Background: Nonsurgical management of symptomatic hip osteoarthritis needs real-world evidence. We evaluated the effectiveness and tolerability of US-guided intra-articular treatment of two hyaluronic acids (HAs) commercially available in Italy and investigated predictors of response.
Methods: Outpatient records including three cohorts: 122 subjects treated with medium (1,500–3,200 kDa; Hyalubrix®) molecular weight (MW) or high (hylan G-F20; Synvisc®) MW HAs and 20 controls taking NSAIDs/analgesics on demand were retrospectively analyzed. Pain VAS score, WOMAC, NSAID/analgesic consumption, and causes of suspension were available at 1, 6, 12, and 24 months after first administration. As selection bias usually affects observational retrospective studies, a quasi-randomization process was attained by performing propensity score approach.

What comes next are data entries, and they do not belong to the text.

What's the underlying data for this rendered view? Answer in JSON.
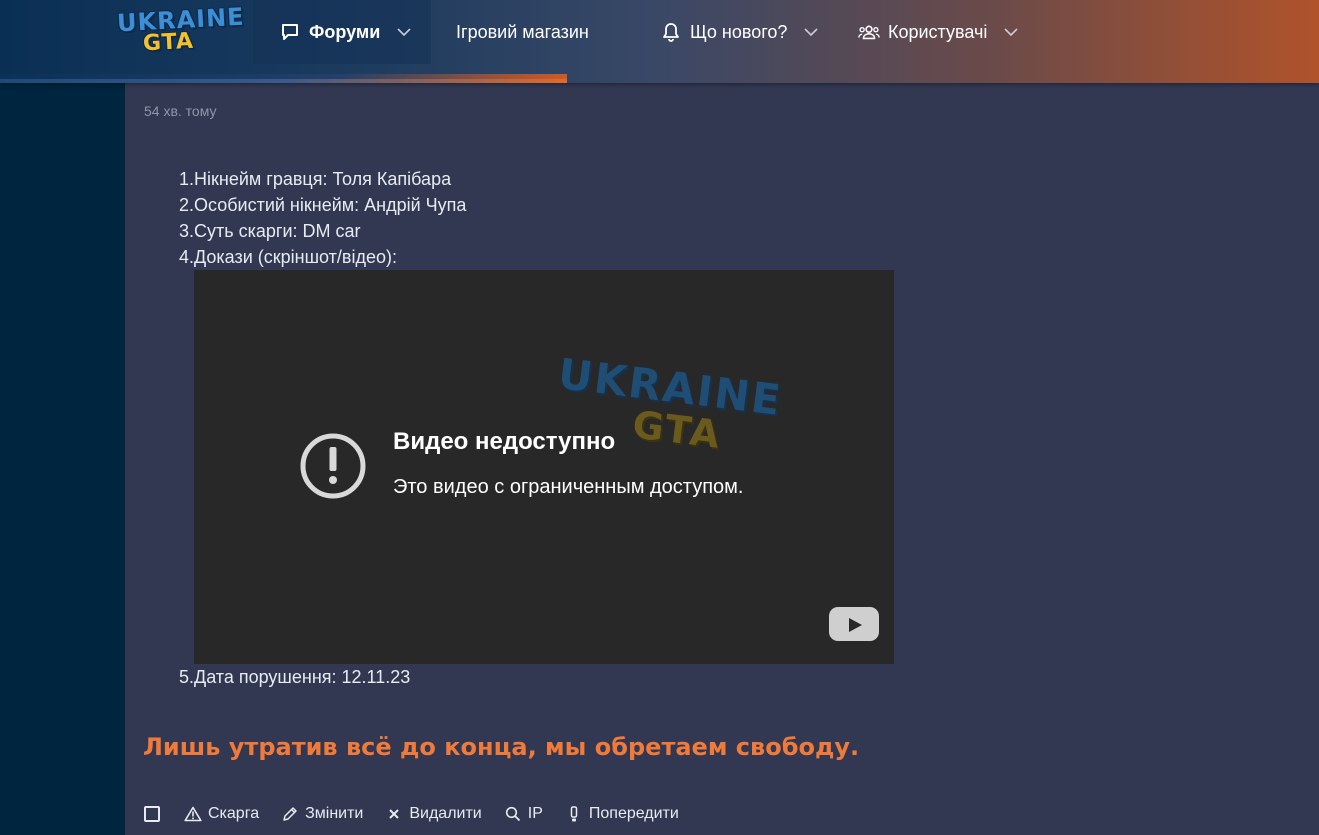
{
  "logo": {
    "line1": "UKRAINE",
    "line2": "GTA"
  },
  "nav": {
    "forums": {
      "label": "Форуми",
      "icon": "chat-bubble-icon",
      "has_dropdown": true
    },
    "shop": {
      "label": "Ігровий магазин"
    },
    "whats_new": {
      "label": "Що нового?",
      "icon": "bell-icon",
      "has_dropdown": true
    },
    "users": {
      "label": "Користувачі",
      "icon": "users-icon",
      "has_dropdown": true
    }
  },
  "post": {
    "timestamp": "54 хв. тому",
    "items": [
      {
        "num": "1.",
        "text": "Нікнейм гравця: Толя Капібара"
      },
      {
        "num": "2.",
        "text": "Особистий нікнейм: Андрій Чупа"
      },
      {
        "num": "3.",
        "text": "Суть скарги: DM car"
      },
      {
        "num": "4.",
        "text": "Докази (скріншот/відео):"
      }
    ],
    "video": {
      "watermark_line1": "UKRAINE",
      "watermark_line2": "GTA",
      "title": "Видео недоступно",
      "subtitle": "Это видео с ограниченным доступом."
    },
    "item5": {
      "num": "5.",
      "text": "Дата порушення: 12.11.23"
    },
    "signature": "Лишь утратив всё до конца, мы обретаем свободу."
  },
  "actions": {
    "report": "Скарга",
    "edit": "Змінити",
    "delete": "Видалити",
    "ip": "IP",
    "warn": "Попередити"
  },
  "colors": {
    "background": "#323852",
    "left_strip": "#00253f",
    "signature": "#f07a3a",
    "header_accent": "#e06a2a"
  }
}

Results: Propensity score adjustment successfully allowed comparisons among balanced groups of treatments. VAS and WOMAC considerably decreased over time in treated groups independently of the radiological grade (p<0.001). On the other hand, the control group showed only a slight and rather uneven variation in VAS. Mean score changes were comparable in both HA cohorts from the earliest stages (ΔVAS(HA1,500–3,200kDa)T1vsT0 = −20%; ΔVAS(hylan G-F20)T1vsT0 = −23%/ΔWOMAC(HA1,500–3,200kDa)T1vsT0 = −17%; ΔWOMAC(hylan G-F20)T1vsT0 = −19%), reaching a further substantial reduction after 12 months (ΔVAS(HA1,500–3,200kDa)T12vsT0 = −52%; ΔVAS(hylan G-F20)T12vsT0 = −53%/ΔWOMAC(HA1,500–3,200kDa)T12vsT0 = −45%; and ΔWOMAC(hylan G-F20)T12vsT0 = −47%). Almost 11% (=13/122) of ineffectiveness and few moderate local side effects 3% (=4/122) were detected.

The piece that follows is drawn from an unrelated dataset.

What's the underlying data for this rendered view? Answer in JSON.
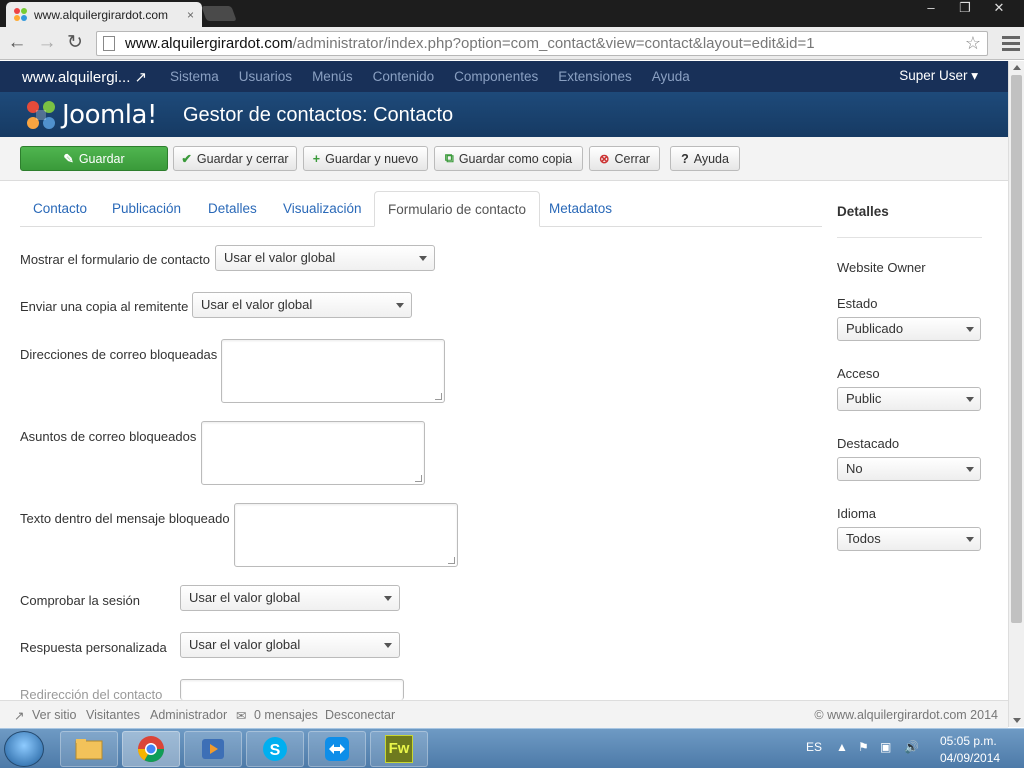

Conclusions: Viscosupplementation in a real-life setting seems to provide a sound alternative in pain management in comparison to oral NSAIDs/analgesics, guaranteeing a reduced intake of pain killer medications. Analgesic effectiveness, functional recovery, and reduced joint stiffness extend and improve over 12 and 24 months, suggesting that repeated administrations achieve an additive effect.